Сарпи противостоял инквизитору незаметно, но решительно. Получив приказ сжечь все перечисленные в Индексе книги в венецианском соборе, он организовал небольшой костер в скромной приходской церкви. Аналогичным образом Сарпи поступил и с папской буллой (эдиктом), грозившей книготорговцам и покупателям отлучением от Церкви, разместив ее лишь в мало посещаемых церквях города, а не в соборе Святого Марка.

Когда обосновавшийся в Венеции греческий ученый Максим Маргуний был вызван в Рим, чтобы дать объяснения в связи с предполагаемым пособничеством в издании еретических книг, Сарпи составил красноречивую отповедь на подобное вмешательство в дела Венеции. Неудивительно, что ответ папы Климента VIII, в котором понтифик уверял, что инквизиторы не причинят Маргунию вреда, а лишь допросят, не поменял взглядов Сарпи. Далее папа приказал ордену братьев, проводивших самое большое количество исповедей, отчитываться о каждом факте чтения ненадлежащей литературы, вскрывшемся на исповеди.

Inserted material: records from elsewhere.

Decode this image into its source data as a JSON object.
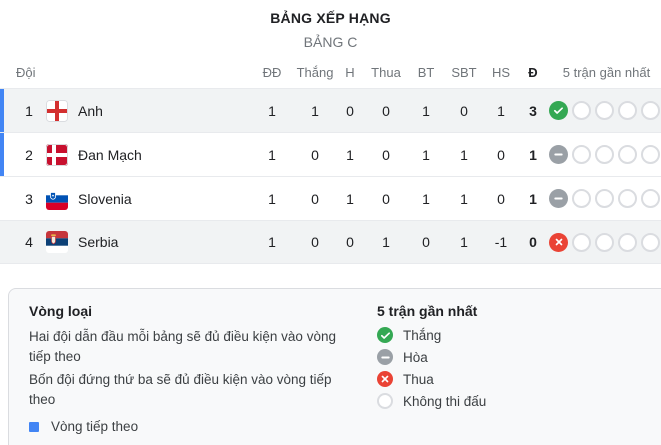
{
  "header": {
    "title": "BẢNG XẾP HẠNG",
    "subtitle": "BẢNG C"
  },
  "table": {
    "columns": {
      "team": "Đội",
      "played": "ĐĐ",
      "wins": "Thắng",
      "draws": "H",
      "losses": "Thua",
      "goals_for": "BT",
      "goals_against": "SBT",
      "goal_diff": "HS",
      "points": "Đ",
      "form": "5 trận gần nhất"
    },
    "rows": [
      {
        "pos": "1",
        "team": "Anh",
        "flag": "england",
        "played": "1",
        "wins": "1",
        "draws": "0",
        "losses": "0",
        "goals_for": "1",
        "goals_against": "0",
        "goal_diff": "1",
        "points": "3",
        "form": [
          "win",
          "none",
          "none",
          "none",
          "none"
        ],
        "qualified": true,
        "highlight": true
      },
      {
        "pos": "2",
        "team": "Đan Mạch",
        "flag": "denmark",
        "played": "1",
        "wins": "0",
        "draws": "1",
        "losses": "0",
        "goals_for": "1",
        "goals_against": "1",
        "goal_diff": "0",
        "points": "1",
        "form": [
          "draw",
          "none",
          "none",
          "none",
          "none"
        ],
        "qualified": true,
        "highlight": false
      },
      {
        "pos": "3",
        "team": "Slovenia",
        "flag": "slovenia",
        "played": "1",
        "wins": "0",
        "draws": "1",
        "losses": "0",
        "goals_for": "1",
        "goals_against": "1",
        "goal_diff": "0",
        "points": "1",
        "form": [
          "draw",
          "none",
          "none",
          "none",
          "none"
        ],
        "qualified": false,
        "highlight": false
      },
      {
        "pos": "4",
        "team": "Serbia",
        "flag": "serbia",
        "played": "1",
        "wins": "0",
        "draws": "0",
        "losses": "1",
        "goals_for": "0",
        "goals_against": "1",
        "goal_diff": "-1",
        "points": "0",
        "form": [
          "loss",
          "none",
          "none",
          "none",
          "none"
        ],
        "qualified": false,
        "highlight": true
      }
    ]
  },
  "legend": {
    "qualification": {
      "title": "Vòng loại",
      "rules": [
        "Hai đội dẫn đầu mỗi bảng sẽ đủ điều kiện vào vòng tiếp theo",
        "Bốn đội đứng thứ ba sẽ đủ điều kiện vào vòng tiếp theo"
      ],
      "next_round_label": "Vòng tiếp theo"
    },
    "form": {
      "title": "5 trận gần nhất",
      "items": [
        {
          "type": "win",
          "label": "Thắng"
        },
        {
          "type": "draw",
          "label": "Hòa"
        },
        {
          "type": "loss",
          "label": "Thua"
        },
        {
          "type": "none",
          "label": "Không thi đấu"
        }
      ]
    }
  },
  "colors": {
    "accent_blue": "#4285f4",
    "win_green": "#34a853",
    "draw_gray": "#9aa0a6",
    "loss_red": "#ea4335",
    "highlight_row": "#f1f3f4",
    "panel_bg": "#f8f9fa"
  }
}
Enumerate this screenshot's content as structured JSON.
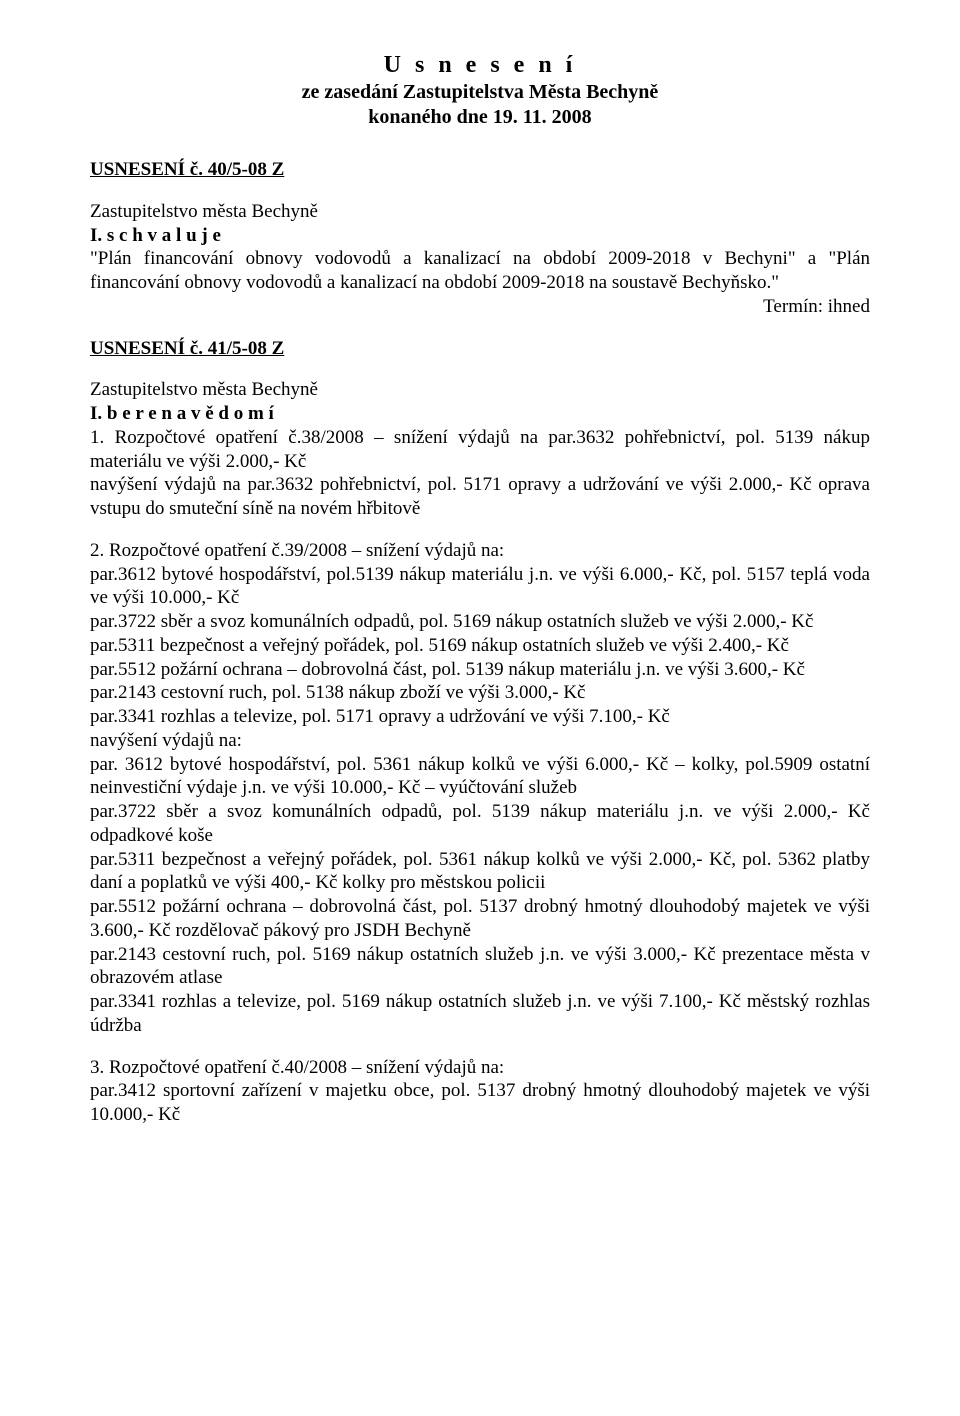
{
  "title": {
    "main": "U s n e s e n í",
    "sub1": "ze zasedání  Zastupitelstva Města Bechyně",
    "sub2": "konaného dne 19. 11. 2008"
  },
  "s40": {
    "heading": "USNESENÍ č. 40/5-08 Z",
    "l1": "Zastupitelstvo města Bechyně",
    "l2": "I.  s c h v a l u j e",
    "body": "\"Plán financování obnovy vodovodů a kanalizací na období 2009-2018 v Bechyni\" a \"Plán financování obnovy vodovodů a kanalizací na období 2009-2018 na soustavě Bechyňsko.\"",
    "termin": "Termín: ihned"
  },
  "s41": {
    "heading": "USNESENÍ č. 41/5-08 Z",
    "l1": "Zastupitelstvo města Bechyně",
    "l2": "I.  b e r e   n a   v ě d o m í",
    "p1a": "1. Rozpočtové opatření č.38/2008 – snížení výdajů na par.3632 pohřebnictví, pol. 5139 nákup materiálu ve výši 2.000,- Kč",
    "p1b": "navýšení výdajů na par.3632 pohřebnictví, pol. 5171 opravy a udržování ve výši 2.000,- Kč oprava vstupu do smuteční síně na novém hřbitově",
    "p2a": "2. Rozpočtové opatření č.39/2008 – snížení výdajů na:",
    "p2b": "par.3612 bytové hospodářství, pol.5139 nákup materiálu j.n. ve výši 6.000,- Kč, pol. 5157 teplá voda ve výši 10.000,- Kč",
    "p2c": "par.3722 sběr a svoz komunálních odpadů, pol. 5169 nákup ostatních služeb ve výši 2.000,- Kč",
    "p2d": "par.5311 bezpečnost a veřejný pořádek, pol. 5169 nákup ostatních služeb ve výši 2.400,- Kč",
    "p2e": "par.5512 požární ochrana – dobrovolná část, pol. 5139 nákup materiálu j.n. ve výši 3.600,- Kč",
    "p2f": "par.2143 cestovní ruch, pol. 5138 nákup zboží ve výši 3.000,- Kč",
    "p2g": "par.3341 rozhlas a televize, pol. 5171 opravy a udržování ve výši 7.100,- Kč",
    "p2h": "navýšení výdajů na:",
    "p2i": "par. 3612 bytové hospodářství, pol. 5361 nákup kolků ve výši 6.000,- Kč – kolky, pol.5909 ostatní neinvestiční výdaje j.n. ve výši 10.000,- Kč – vyúčtování služeb",
    "p2j": "par.3722 sběr a svoz komunálních odpadů, pol. 5139 nákup materiálu j.n. ve výši 2.000,- Kč odpadkové koše",
    "p2k": "par.5311 bezpečnost a veřejný pořádek, pol. 5361 nákup kolků ve výši 2.000,- Kč, pol. 5362 platby daní a poplatků ve výši 400,- Kč kolky pro městskou policii",
    "p2l": "par.5512 požární ochrana – dobrovolná část, pol. 5137 drobný hmotný dlouhodobý majetek ve výši 3.600,- Kč rozdělovač pákový pro JSDH Bechyně",
    "p2m": "par.2143 cestovní ruch, pol. 5169 nákup ostatních služeb j.n. ve výši 3.000,- Kč prezentace města v obrazovém atlase",
    "p2n": "par.3341 rozhlas a televize, pol. 5169 nákup ostatních služeb j.n. ve výši 7.100,- Kč městský rozhlas údržba",
    "p3a": "3. Rozpočtové opatření č.40/2008 – snížení výdajů na:",
    "p3b": "par.3412 sportovní zařízení v majetku obce, pol. 5137 drobný hmotný dlouhodobý majetek ve výši 10.000,- Kč"
  }
}
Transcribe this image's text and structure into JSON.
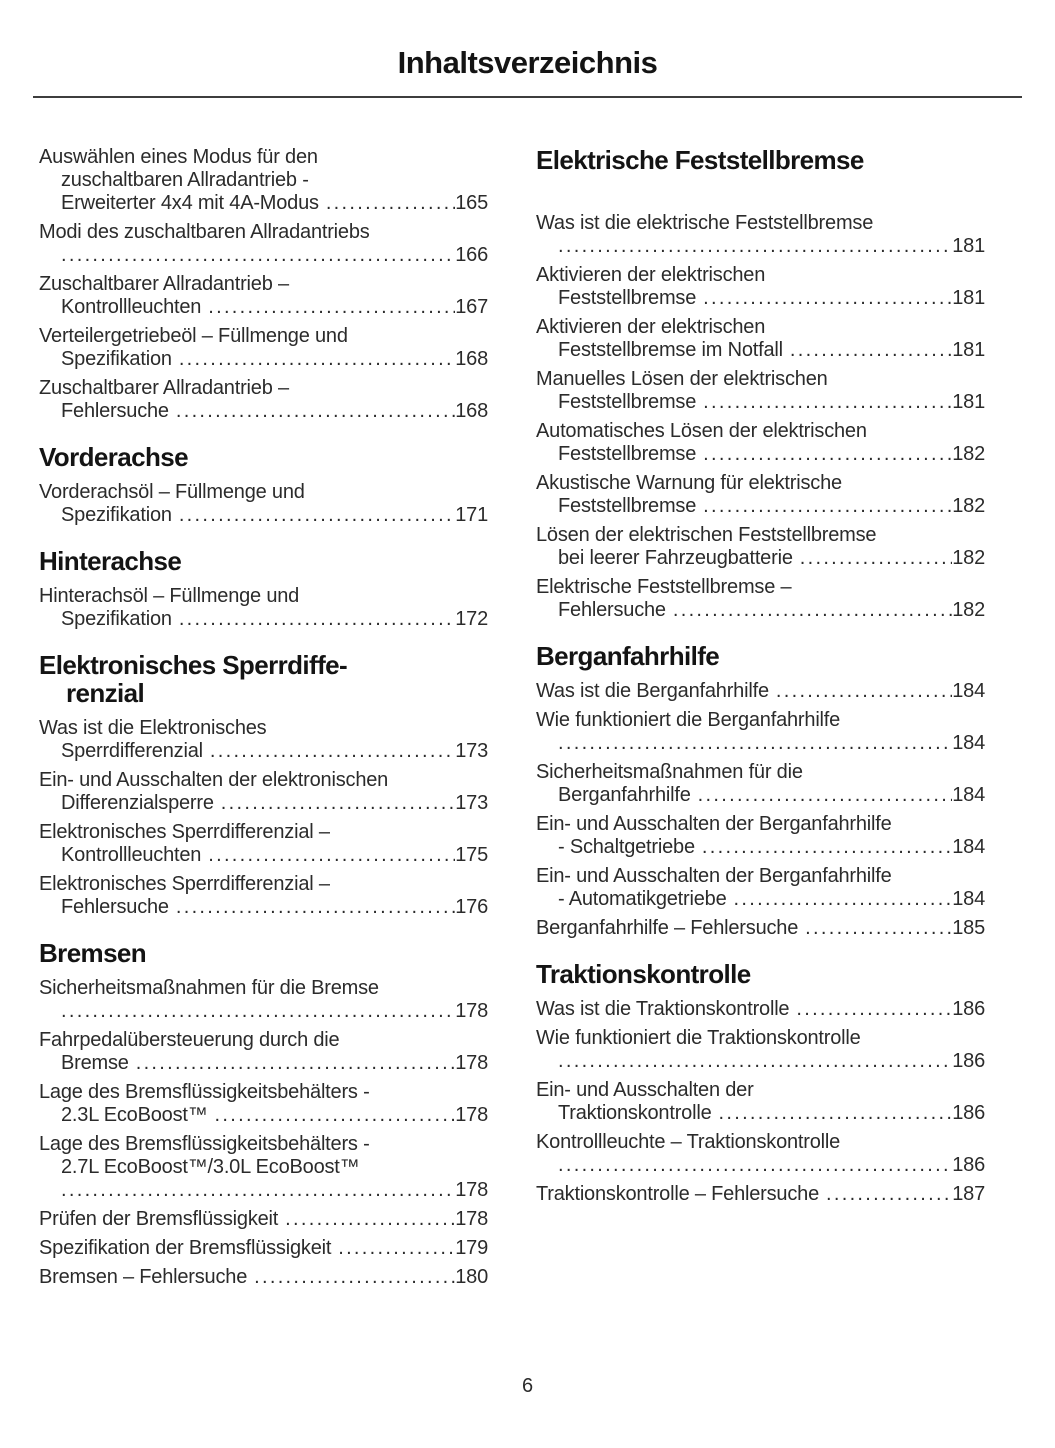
{
  "title": "Inhaltsverzeichnis",
  "page_number": "6",
  "colors": {
    "background": "#ffffff",
    "text": "#2b2b2b",
    "heading": "#141414",
    "rule": "#3d3d3d"
  },
  "columns": [
    {
      "sections": [
        {
          "heading": null,
          "entries": [
            {
              "lines": [
                "Auswählen eines Modus für den",
                "zuschaltbaren Allradantrieb -",
                "Erweiterter 4x4 mit 4A-Modus"
              ],
              "page": "165"
            },
            {
              "lines": [
                "Modi des zuschaltbaren Allradantriebs"
              ],
              "page": "166",
              "leader_own_line": true
            },
            {
              "lines": [
                "Zuschaltbarer Allradantrieb –",
                "Kontrollleuchten"
              ],
              "page": "167"
            },
            {
              "lines": [
                "Verteilergetriebeöl – Füllmenge und",
                "Spezifikation"
              ],
              "page": "168"
            },
            {
              "lines": [
                "Zuschaltbarer Allradantrieb –",
                "Fehlersuche"
              ],
              "page": "168"
            }
          ]
        },
        {
          "heading": [
            "Vorderachse"
          ],
          "entries": [
            {
              "lines": [
                "Vorderachsöl – Füllmenge und",
                "Spezifikation"
              ],
              "page": "171"
            }
          ]
        },
        {
          "heading": [
            "Hinterachse"
          ],
          "entries": [
            {
              "lines": [
                "Hinterachsöl – Füllmenge und",
                "Spezifikation"
              ],
              "page": "172"
            }
          ]
        },
        {
          "heading": [
            "Elektronisches Sperrdiffe-",
            "renzial"
          ],
          "entries": [
            {
              "lines": [
                "Was ist die Elektronisches",
                "Sperrdifferenzial"
              ],
              "page": "173"
            },
            {
              "lines": [
                "Ein- und Ausschalten der elektronischen",
                "Differenzialsperre"
              ],
              "page": "173"
            },
            {
              "lines": [
                "Elektronisches Sperrdifferenzial –",
                "Kontrollleuchten"
              ],
              "page": "175"
            },
            {
              "lines": [
                "Elektronisches Sperrdifferenzial –",
                "Fehlersuche"
              ],
              "page": "176"
            }
          ]
        },
        {
          "heading": [
            "Bremsen"
          ],
          "entries": [
            {
              "lines": [
                "Sicherheitsmaßnahmen für die Bremse"
              ],
              "page": "178",
              "leader_own_line": true
            },
            {
              "lines": [
                "Fahrpedalübersteuerung durch die",
                "Bremse"
              ],
              "page": "178"
            },
            {
              "lines": [
                "Lage des Bremsflüssigkeitsbehälters -",
                "2.3L EcoBoost™"
              ],
              "page": "178"
            },
            {
              "lines": [
                "Lage des Bremsflüssigkeitsbehälters -",
                "2.7L EcoBoost™/3.0L EcoBoost™"
              ],
              "page": "178",
              "leader_own_line": true
            },
            {
              "lines": [
                "Prüfen der Bremsflüssigkeit"
              ],
              "page": "178"
            },
            {
              "lines": [
                "Spezifikation der Bremsflüssigkeit"
              ],
              "page": "179"
            },
            {
              "lines": [
                "Bremsen – Fehlersuche"
              ],
              "page": "180"
            }
          ]
        }
      ]
    },
    {
      "sections": [
        {
          "heading": [
            "Elektrische Feststellbremse"
          ],
          "heading_gap": true,
          "entries": [
            {
              "lines": [
                "Was ist die elektrische Feststellbremse"
              ],
              "page": "181",
              "leader_own_line": true
            },
            {
              "lines": [
                "Aktivieren der elektrischen",
                "Feststellbremse"
              ],
              "page": "181"
            },
            {
              "lines": [
                "Aktivieren der elektrischen",
                "Feststellbremse im Notfall"
              ],
              "page": "181"
            },
            {
              "lines": [
                "Manuelles Lösen der elektrischen",
                "Feststellbremse"
              ],
              "page": "181"
            },
            {
              "lines": [
                "Automatisches Lösen der elektrischen",
                "Feststellbremse"
              ],
              "page": "182"
            },
            {
              "lines": [
                "Akustische Warnung für elektrische",
                "Feststellbremse"
              ],
              "page": "182"
            },
            {
              "lines": [
                "Lösen der elektrischen Feststellbremse",
                "bei leerer Fahrzeugbatterie"
              ],
              "page": "182"
            },
            {
              "lines": [
                "Elektrische Feststellbremse –",
                "Fehlersuche"
              ],
              "page": "182"
            }
          ]
        },
        {
          "heading": [
            "Berganfahrhilfe"
          ],
          "entries": [
            {
              "lines": [
                "Was ist die Berganfahrhilfe"
              ],
              "page": "184"
            },
            {
              "lines": [
                "Wie funktioniert die Berganfahrhilfe"
              ],
              "page": "184",
              "leader_own_line": true
            },
            {
              "lines": [
                "Sicherheitsmaßnahmen für die",
                "Berganfahrhilfe"
              ],
              "page": "184"
            },
            {
              "lines": [
                "Ein- und Ausschalten der Berganfahrhilfe",
                "- Schaltgetriebe"
              ],
              "page": "184"
            },
            {
              "lines": [
                "Ein- und Ausschalten der Berganfahrhilfe",
                "- Automatikgetriebe"
              ],
              "page": "184"
            },
            {
              "lines": [
                "Berganfahrhilfe – Fehlersuche"
              ],
              "page": "185"
            }
          ]
        },
        {
          "heading": [
            "Traktionskontrolle"
          ],
          "entries": [
            {
              "lines": [
                "Was ist die Traktionskontrolle"
              ],
              "page": "186"
            },
            {
              "lines": [
                "Wie funktioniert die Traktionskontrolle"
              ],
              "page": "186",
              "leader_own_line": true
            },
            {
              "lines": [
                "Ein- und Ausschalten der",
                "Traktionskontrolle"
              ],
              "page": "186"
            },
            {
              "lines": [
                "Kontrollleuchte – Traktionskontrolle"
              ],
              "page": "186",
              "leader_own_line": true
            },
            {
              "lines": [
                "Traktionskontrolle – Fehlersuche"
              ],
              "page": "187"
            }
          ]
        }
      ]
    }
  ]
}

По совету Сарпи дож в ответ на требование попросту выслал из города весь орден.

Современники отмечали «удивительную чуткость Сарпи в вопро сах книготорговли»: даже когда папа потребовал, чтобы по воскресеньям в витринах всех книжных лавок была выставлена Библия, тот отказал, заявив, что в день отдохновения христиан магазины в Венеции не работают, что, разумеется, было изощренным лукавством. В 1606 году новый папа Павел V наложил на Венецию интердикт (1606–1607), запрещавший проведение всех христианских обрядов и даже христианскую заупокойную службу, и в 1607 г. отлучил Сарпи от Церкви. Затем папа заплатил 8000 крон наемным убийцам, чтобы те покончили с 59-летним братом. Сарпи был серьезно ранен, однако выжил, а убийцы попали под стражу. Второе покушение на Сарпи, также заказанное папой, стоило ему пятнадцати ударов кинжалом. Пока Сарпи лежал в больнице, он шутил, что это был пример типичной грубой работы папы.

У этой истории счастливый конец: Сарпи прожил в монастыре до 73 лет, до последнего защищая венецианские свободы и мечтая переехать в Лондон, где, как он слышал, можно купить любую книгу. Сарпи на год пережил папу Павла V и застал тот момент, когда просвещенный реформатор папа Григорий XV возглавил Ватикан. Сарпи одержал победу в битве за свободу книгопечатания. Сегодня прекрасный памятник в его честь стоит на месте второго покушения. В руках у Сарпи — книга.


[1] Жансон Николя (1420–1480) — французский гравер, пуансонист, изготовитель шрифтов и типограф.

[2] Шапочка из парчи в форме рога, символ власти, традиционный элемент одежды дожа Венецианской республики.

[3] Академия Альдина — академия, основанная в 1496 г. Альдом Мануцием Старшим, членами которой были ученые, писатели и философы, в том числе Пьетро Бембо и Эразм Роттердамский.